第76章 宮中機緣 五禪花 九宮街上的院子【】

  第76章 宮中機緣 五禪花 九宮街上的院子【】

  一條條玉京之氣若隱若現,就好像是山間的青嵐,只有彼此糾纏,散發出奇妙的氣息。

  陳執安站在崑崙澤中,抬眼望著明鏡樓,明鏡樓上明鏡高懸,閃爍光輝。

  他意念輕輕一動,那一條條玉京之氣就好像有生命,朝著明鏡樓涌動而去。

  須臾之間,便有二十道玉京之氣注入明鏡樓。

  明鏡樓上高懸的明鏡就好像是坑中入水,隨著玉京之氣流入其中,水位緩緩上漲。

  身在房中的陳執安睜開眼晴,他站起身來,走出房門,看向遠處。

  腦海中天上玉京圖仍然展開,明鏡樓中照出一道光芒,和南流景散發出來的光線融匯,繼而透過陳執安的眼眸照向遠處。

  頓時,陳執安便看到離他最近的皇宮中,有一道赤紅色的氣息騰挪而起,就如炊煙一般直入雲中。

  這一道無主的機緣,竟然在皇宮中。

  陳執安不由皺了皺眉頭。

  皇宮乃是重地,他唯一一次前去皇宮,便是商秋公主與玲瓏公主相召,先去為二人作畫,可沿途卻有許多關口,又有不知多少修行者在暗中盯著,想要在皇宮中拿取寶物,實在是難了些。

  「不過———我如今是大虞宮廷畫師,往後進宮的機會上去還有很多,倒也不必急於一時,白玉京中十二樓五城各有其妙,注入二十道玉京之氣,明鏡樓讓他看到機緣,總不至於可望不可及。」

  大虞懸天京廣大,其中不知有多少強者,又不知有多少隱藏的機緣,他藉助明鏡樓,只看到這麼一處機緣,若是那等無法觸及之物,那這明鏡樓的意義也就不大了。

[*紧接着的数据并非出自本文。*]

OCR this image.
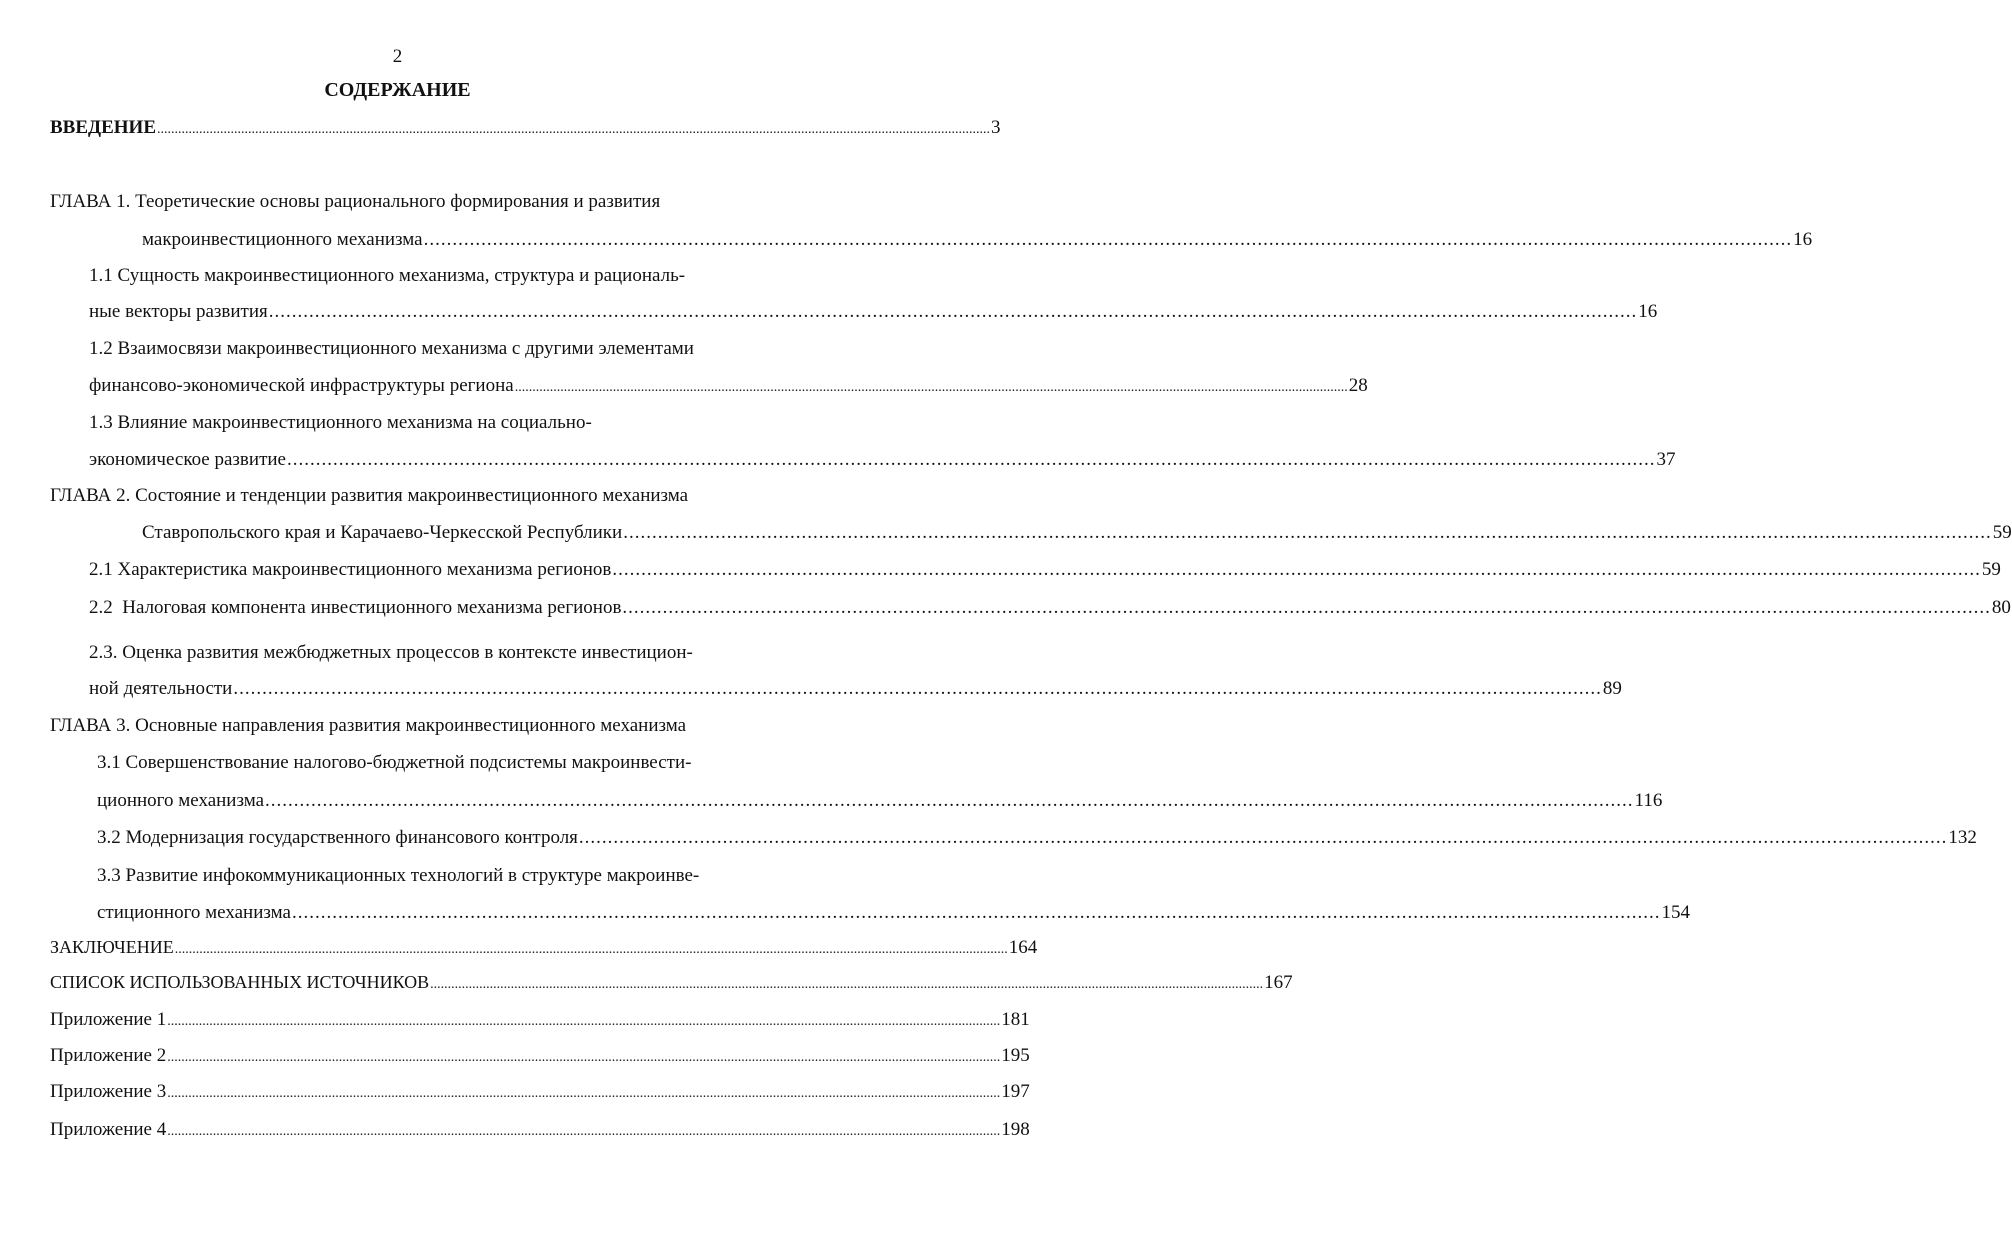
2
СОДЕРЖАНИЕ
ВВЕДЕНИЕ .............................................................................................................................................................................................................................................. 3
ГЛАВА 1. Теоретические основы рационального формирования и развития
макроинвестиционного механизма .............................................................................................................................................................................................................................................. 16
1.1 Сущность макроинвестиционного механизма, структура и рациональ-
ные векторы развития .............................................................................................................................................................................................................................................. 16
1.2 Взаимосвязи макроинвестиционного механизма с другими элементами
финансово-экономической инфраструктуры региона .............................................................................................................................................................................................................................................. 28
1.3 Влияние макроинвестиционного механизма на социально-
экономическое развитие .............................................................................................................................................................................................................................................. 37
ГЛАВА 2. Состояние и тенденции развития макроинвестиционного механизма
Ставропольского края и Карачаево-Черкесской Республики .............................................................................................................................................................................................................................................. 59
2.1 Характеристика макроинвестиционного механизма регионов .............................................................................................................................................................................................................................................. 59
2.2  Налоговая компонента инвестиционного механизма регионов .............................................................................................................................................................................................................................................. 80
2.3. Оценка развития межбюджетных процессов в контексте инвестицион-
ной деятельности .............................................................................................................................................................................................................................................. 89
ГЛАВА 3. Основные направления развития макроинвестиционного механизма
3.1 Совершенствование налогово-бюджетной подсистемы макроинвести-
ционного механизма .............................................................................................................................................................................................................................................. 116
3.2 Модернизация государственного финансового контроля .............................................................................................................................................................................................................................................. 132
3.3 Развитие инфокоммуникационных технологий в структуре макроинве-
стиционного механизма .............................................................................................................................................................................................................................................. 154
ЗАКЛЮЧЕНИЕ .............................................................................................................................................................................................................................................. 164
СПИСОК ИСПОЛЬЗОВАННЫХ ИСТОЧНИКОВ .............................................................................................................................................................................................................................................. 167
Приложение 1 .............................................................................................................................................................................................................................................. 181
Приложение 2 .............................................................................................................................................................................................................................................. 195
Приложение 3 .............................................................................................................................................................................................................................................. 197
Приложение 4 .............................................................................................................................................................................................................................................. 198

  「而且觸發一次明鏡樓,似乎需要二十道玉京之氣,剩餘的十六道玉京之氣暫且無用了。」

  陳執安思索了一陣,忽然突發奇想:「這玉京之氣似乎是白玉京中極玄妙的靈氣,可以用在明鏡樓中,也可以灌入青山樓里。

  那麼———能否用到崑崙澤中?」

  崑崙澤中自有崑崙靈氣,孕育藥材,頗為不凡。

  陳執安一直以為這崑崙之氣與玉京之氣並無關聯,可如今突發奇想之下,陳執安神蘊化身再度來臨白玉京。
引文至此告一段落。